There are some instances, however, when holding on to older assets can be effective, but this requires a sound redeployment strategy. For example, an instrument no longer suitable for R&D applications demanding ultra highsensitivity technology may be ideally suited for use in an organization’s QA/ QC department. The key to the redeployment strategy is having a sound understanding of the organization’s scientific instrument assets and being able to align them with business goals.

STEP 4
Technology refresh—Ensure that the equipment portfolio has the flexibility to migrate within and across technologies

Research requirements can change from day to day, depending on project longevity. Scientists and laboratory managers are in a continuous struggle to align existing scientific instruments to new projects.
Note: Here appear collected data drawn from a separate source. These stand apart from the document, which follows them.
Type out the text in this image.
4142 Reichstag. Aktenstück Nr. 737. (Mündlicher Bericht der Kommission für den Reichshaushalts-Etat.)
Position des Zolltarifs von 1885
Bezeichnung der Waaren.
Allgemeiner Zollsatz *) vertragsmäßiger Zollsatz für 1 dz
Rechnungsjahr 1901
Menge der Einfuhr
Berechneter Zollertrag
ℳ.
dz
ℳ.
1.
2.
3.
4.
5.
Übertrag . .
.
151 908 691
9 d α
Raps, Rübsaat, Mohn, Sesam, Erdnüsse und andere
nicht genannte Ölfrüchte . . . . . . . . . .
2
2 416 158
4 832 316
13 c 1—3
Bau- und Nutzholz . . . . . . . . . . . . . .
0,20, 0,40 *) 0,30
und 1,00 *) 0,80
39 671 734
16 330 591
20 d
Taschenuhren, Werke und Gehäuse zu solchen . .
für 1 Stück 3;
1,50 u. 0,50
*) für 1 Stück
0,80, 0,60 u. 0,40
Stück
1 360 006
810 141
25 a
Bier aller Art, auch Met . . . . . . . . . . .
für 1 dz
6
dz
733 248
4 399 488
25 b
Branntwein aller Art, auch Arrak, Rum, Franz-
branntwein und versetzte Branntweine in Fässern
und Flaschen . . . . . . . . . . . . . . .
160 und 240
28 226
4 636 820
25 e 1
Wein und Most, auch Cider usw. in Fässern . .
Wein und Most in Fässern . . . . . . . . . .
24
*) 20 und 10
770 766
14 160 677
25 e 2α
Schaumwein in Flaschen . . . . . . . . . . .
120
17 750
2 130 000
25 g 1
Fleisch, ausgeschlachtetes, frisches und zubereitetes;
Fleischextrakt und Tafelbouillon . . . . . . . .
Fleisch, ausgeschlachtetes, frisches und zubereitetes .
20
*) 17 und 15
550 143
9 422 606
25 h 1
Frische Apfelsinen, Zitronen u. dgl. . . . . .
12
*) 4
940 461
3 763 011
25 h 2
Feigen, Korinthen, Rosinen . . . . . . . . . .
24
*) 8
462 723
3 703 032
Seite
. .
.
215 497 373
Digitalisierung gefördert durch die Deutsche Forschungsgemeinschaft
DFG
Companies that do not have the capability to migrate to other technologies during and after the useful life of their technologies are finding themselves at a competitive disadvantage.

Consider two different generic pharmaceutical companies: Company A standardized on analytical instrumentation for small molecule production and Abbreviated New Drug Application (ANDA) submissions. They own and use lab equipment over its entire mechanical life.

Two years earlier, Company B executives anticipated the changing market conditions for biologic generics, e.g., off-patent opportunities and the debate in Congress. They developed an LCM program, which included a technology refresh strategy. Recently, Company B acquired time-of-flight (TOF) mass spectrometers to develop analytical methods for generic biologic approval. They traded in or sold single quadrupole LC mass spectrometers to the OEM, reducing the purchase price of the TOF acquisition.

Organizations like Company A that attempt to conduct today’s business on yesterday’s scientific instruments quickly find themselves losing their competitive edge. Through equipment acquisition and disposal strategies, LCM helps companies regain this edge by enabling them to migrate to scientific instruments needed for new R&D requirements and emerging projects instead of force-fitting existing scientific instruments.

Conclusion

The rapid rate of scientific instrument advancement will continue for the foreseeable future, and companies will continue to be challenged to meet or exceed laboratory productivity levels while managing their scientific instrument costs. Taking these first steps toward implementing an LCM program will enable pharmaceutical, biotechnology, and chemical companies to optimize scientific instrument investments and performance, while at the same time increasing productivity and maintaining flexibility in supporting scientific projects.